Bernard heaved a disgusted sigh. Like so many others, he liked President Kennedy. The assassination had a surprisingly strong effect on him, though not for the typical reasons anyone might suspect. The stairs creaked and groaned under his 260-pound frame. From the landing, through his leaded-glass window on his front door, he saw gentle snowflakes falling. Bernard slipped into his jacket, followed by his overcoat. He dimmed the lamp on the end table, opened the front door, and stepped one foot outside, but then stopped abruptly. “Oh yes!” he said. He turned quickly on the ball of his foot and marched across the living room to a seven-drawer oak desk. For the first time in months, he took notice of the framed motto he’d hung over his desk several years ago:
An Indian scalps his enemy…a white man skins his friend.
Dr. Bernard sighed at the bitter truth, removed a key from his pocket, and used it to open the center door, pulling it about an inch out of its resting place. Grunting as he folded his heavy body over, he reached to the bottom left-hand drawer and opened it. From that drawer, he scooped up something heavy, then stood upright and closed it gently with his cap-toed shoe. He locked the center drawer again and walked into the snowy campus world at his teachers’ college near the banks of the Missouri River.
Dottie Mostek sat, ramrod straight, at her desk, her eyes rimmed with red from shedding so many tears on behalf of the deceased President Kennedy, whose funeral had taken place just the day before. Her dark hair, which she’d styled in proper Jackie form for the past three years, was as disheveled as her emotional state, a careless mess. She just could not force herself to care about styling her hair; in the grand scheme of things, it seemed so trivial.

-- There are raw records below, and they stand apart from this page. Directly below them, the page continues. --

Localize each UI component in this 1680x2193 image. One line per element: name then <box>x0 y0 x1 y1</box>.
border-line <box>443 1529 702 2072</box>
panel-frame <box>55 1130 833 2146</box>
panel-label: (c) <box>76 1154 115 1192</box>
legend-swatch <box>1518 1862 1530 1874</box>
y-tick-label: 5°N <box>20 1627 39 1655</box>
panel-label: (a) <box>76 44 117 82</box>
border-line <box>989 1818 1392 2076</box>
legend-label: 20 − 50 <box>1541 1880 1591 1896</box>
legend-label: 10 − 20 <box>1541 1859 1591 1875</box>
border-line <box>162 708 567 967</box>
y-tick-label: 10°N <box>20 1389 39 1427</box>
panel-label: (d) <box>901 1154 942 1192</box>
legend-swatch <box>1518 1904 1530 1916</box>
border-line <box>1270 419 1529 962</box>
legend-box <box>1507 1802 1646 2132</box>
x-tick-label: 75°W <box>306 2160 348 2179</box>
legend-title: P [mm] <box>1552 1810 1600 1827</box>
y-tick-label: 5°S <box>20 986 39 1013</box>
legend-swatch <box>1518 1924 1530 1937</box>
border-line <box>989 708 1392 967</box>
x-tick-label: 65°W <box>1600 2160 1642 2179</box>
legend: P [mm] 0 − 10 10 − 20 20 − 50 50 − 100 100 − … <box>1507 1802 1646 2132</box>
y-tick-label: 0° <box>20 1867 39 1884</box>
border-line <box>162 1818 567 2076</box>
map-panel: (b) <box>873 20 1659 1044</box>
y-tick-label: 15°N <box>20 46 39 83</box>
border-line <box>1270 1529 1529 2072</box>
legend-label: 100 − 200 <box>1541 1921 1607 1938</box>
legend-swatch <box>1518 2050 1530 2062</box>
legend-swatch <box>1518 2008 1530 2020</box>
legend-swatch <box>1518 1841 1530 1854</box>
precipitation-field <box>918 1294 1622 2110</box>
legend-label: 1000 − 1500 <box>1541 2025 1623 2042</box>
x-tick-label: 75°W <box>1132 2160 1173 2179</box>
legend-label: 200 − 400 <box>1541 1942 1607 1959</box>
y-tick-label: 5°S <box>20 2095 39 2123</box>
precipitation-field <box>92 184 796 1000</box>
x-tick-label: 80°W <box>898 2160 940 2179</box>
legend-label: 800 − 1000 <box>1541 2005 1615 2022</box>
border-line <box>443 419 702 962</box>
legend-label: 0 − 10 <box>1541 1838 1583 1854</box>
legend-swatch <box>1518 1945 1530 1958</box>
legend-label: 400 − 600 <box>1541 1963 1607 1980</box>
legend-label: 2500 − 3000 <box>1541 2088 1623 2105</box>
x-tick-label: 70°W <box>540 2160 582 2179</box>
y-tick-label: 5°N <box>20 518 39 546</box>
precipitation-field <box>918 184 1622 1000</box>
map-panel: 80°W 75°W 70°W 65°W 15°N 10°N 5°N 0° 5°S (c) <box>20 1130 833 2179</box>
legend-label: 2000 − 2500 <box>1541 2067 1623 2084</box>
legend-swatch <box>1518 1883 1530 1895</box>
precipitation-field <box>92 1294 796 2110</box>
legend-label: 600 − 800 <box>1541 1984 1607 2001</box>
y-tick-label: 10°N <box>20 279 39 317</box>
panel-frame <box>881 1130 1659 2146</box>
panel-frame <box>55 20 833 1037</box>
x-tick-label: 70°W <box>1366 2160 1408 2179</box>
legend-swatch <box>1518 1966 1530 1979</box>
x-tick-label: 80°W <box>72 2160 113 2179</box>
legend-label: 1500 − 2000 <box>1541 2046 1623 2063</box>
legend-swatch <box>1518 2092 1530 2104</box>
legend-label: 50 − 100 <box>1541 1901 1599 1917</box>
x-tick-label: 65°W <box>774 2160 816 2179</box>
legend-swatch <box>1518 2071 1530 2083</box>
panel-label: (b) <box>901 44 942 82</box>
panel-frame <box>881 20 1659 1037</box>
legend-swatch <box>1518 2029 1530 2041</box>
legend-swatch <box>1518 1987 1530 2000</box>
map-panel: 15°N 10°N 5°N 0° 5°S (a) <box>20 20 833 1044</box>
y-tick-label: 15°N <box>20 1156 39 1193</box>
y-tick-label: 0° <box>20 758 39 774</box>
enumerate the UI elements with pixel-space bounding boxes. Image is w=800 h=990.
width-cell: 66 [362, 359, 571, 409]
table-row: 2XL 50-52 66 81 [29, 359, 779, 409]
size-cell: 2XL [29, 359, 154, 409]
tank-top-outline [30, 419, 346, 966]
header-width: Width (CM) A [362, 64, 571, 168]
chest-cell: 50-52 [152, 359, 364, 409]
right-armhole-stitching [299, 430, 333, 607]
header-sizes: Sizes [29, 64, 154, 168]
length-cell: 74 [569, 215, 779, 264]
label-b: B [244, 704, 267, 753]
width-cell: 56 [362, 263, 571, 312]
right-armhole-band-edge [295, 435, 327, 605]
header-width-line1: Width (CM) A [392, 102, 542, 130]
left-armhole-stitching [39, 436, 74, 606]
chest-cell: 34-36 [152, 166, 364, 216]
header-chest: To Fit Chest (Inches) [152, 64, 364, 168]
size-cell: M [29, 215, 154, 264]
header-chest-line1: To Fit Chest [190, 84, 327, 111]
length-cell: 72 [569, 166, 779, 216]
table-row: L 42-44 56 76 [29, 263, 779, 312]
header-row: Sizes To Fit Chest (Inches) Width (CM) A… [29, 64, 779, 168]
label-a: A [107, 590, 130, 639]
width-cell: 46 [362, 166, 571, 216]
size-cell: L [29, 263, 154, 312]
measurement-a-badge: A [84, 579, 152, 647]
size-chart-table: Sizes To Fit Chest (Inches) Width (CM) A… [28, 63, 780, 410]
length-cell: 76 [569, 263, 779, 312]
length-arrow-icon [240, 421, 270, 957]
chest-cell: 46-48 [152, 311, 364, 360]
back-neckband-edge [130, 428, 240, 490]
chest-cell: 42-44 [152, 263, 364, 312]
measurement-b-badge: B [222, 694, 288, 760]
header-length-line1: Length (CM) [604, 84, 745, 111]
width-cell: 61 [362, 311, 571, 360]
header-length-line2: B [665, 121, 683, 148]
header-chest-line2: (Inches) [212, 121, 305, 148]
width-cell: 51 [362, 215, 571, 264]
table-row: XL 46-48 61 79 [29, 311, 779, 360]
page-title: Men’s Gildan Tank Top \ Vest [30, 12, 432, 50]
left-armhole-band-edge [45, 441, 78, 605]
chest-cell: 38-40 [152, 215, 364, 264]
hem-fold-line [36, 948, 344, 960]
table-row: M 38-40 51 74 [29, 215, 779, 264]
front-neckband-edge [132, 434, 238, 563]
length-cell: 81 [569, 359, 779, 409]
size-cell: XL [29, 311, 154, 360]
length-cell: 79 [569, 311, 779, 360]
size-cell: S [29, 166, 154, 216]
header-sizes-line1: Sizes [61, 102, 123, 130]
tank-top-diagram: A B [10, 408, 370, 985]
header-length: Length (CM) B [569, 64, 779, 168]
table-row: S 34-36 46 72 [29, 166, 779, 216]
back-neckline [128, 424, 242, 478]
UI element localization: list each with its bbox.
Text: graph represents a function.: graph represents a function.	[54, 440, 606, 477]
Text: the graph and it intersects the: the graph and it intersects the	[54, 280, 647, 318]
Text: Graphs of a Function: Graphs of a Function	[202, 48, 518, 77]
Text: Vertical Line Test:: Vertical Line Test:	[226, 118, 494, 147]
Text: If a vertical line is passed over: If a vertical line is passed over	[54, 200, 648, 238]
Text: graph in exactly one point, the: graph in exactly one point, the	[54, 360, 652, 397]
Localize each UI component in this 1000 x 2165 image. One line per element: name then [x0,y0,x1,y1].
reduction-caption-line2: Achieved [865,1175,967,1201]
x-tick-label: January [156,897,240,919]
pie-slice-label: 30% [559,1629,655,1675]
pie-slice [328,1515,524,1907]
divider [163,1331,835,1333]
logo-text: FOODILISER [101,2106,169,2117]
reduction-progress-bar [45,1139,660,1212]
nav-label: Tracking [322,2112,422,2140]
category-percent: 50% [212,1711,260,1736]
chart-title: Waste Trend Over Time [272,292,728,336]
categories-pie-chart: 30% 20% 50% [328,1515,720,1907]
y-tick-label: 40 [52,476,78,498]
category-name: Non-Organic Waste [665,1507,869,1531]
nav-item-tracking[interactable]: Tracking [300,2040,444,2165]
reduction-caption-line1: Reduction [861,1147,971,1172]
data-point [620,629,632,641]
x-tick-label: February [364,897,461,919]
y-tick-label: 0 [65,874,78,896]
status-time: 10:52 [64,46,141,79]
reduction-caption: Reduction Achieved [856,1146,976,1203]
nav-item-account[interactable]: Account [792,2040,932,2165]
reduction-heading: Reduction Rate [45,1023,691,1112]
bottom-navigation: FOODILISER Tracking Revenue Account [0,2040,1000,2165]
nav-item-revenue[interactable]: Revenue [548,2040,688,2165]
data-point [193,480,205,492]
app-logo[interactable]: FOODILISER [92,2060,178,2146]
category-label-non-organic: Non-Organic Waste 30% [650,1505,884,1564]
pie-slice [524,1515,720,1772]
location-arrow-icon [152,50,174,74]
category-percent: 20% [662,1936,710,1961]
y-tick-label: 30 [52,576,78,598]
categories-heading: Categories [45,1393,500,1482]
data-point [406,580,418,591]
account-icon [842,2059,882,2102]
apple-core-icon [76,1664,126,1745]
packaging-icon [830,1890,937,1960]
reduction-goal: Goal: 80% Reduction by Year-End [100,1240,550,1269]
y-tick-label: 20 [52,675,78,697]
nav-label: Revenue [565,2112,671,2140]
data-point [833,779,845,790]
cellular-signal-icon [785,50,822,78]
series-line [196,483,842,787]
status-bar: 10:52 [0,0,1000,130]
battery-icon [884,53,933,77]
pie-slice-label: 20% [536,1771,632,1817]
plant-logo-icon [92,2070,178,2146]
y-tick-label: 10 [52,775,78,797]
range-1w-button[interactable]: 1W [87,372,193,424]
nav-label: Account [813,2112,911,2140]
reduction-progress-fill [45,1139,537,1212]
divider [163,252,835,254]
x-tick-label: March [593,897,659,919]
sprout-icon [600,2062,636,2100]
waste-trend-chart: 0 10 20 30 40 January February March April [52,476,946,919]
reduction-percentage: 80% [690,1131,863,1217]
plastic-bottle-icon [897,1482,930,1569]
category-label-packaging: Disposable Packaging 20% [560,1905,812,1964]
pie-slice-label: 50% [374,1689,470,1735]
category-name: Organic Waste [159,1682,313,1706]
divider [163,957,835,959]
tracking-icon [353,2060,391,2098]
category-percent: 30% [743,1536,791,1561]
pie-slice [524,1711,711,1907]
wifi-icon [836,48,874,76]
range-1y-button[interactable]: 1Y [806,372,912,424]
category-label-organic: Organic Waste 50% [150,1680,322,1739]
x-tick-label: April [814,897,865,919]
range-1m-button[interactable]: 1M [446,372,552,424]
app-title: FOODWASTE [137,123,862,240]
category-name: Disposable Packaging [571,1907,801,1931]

She touched her hand to her chin and glanced at a newspaper that offered grainy grayscale photos taken at the funeral. Bobby looked so devastated, and John-John’s salute was heartbreaking.
Out of respect for the fallen Commander in Chief, classes had been canceled, and the school had been closed to students for the week, but today administrative staff were expected back to work. Dottie was relieved there would be no students. I can sure use the peace and quiet, she thought with a defeated sigh, glancing in her compact mirror at the destroyed mop on her head.
Earlier, Dr. Walker Keillor had quietly slipped in. At the sight of her stricken expression, he consoled, “It’s a sad day for us all, Dottie. Try to get a hold of yourself.”
She nodded at the other chief executive in her life, the president of Cross College, and sat up straighter in her chair. Next, she dutifully attempted to type a memo as President Keillor disappeared behind his office door. She admired Dr. Keillor, a reserved and thoughtful man who had been in education most of his sixty-two years.
Downstairs, Dean Gareth Kennedy had been spending the last few moments reminiscing with his secretary, Grace Hamilton, about the time he’d met JFK himself on a train right after the war. He regaled her with the tale of borrowing a newspaper from the rail-thin, nearly-crippled Navy hero. “He said ‘showr’ in that Boston accent of his and handed it to me,” Kennedy said. “I introduced myself, and that was when he told me he was Jack Kennedy. That’s why I remember meeting him. We had a laugh about being related or something like that.” He paused a moment, tapping his finger on the Kansas City newspaper that lay open on his desk, plastered with photos of the slain president’s memorial service. “I, uh…” His voice trailed off.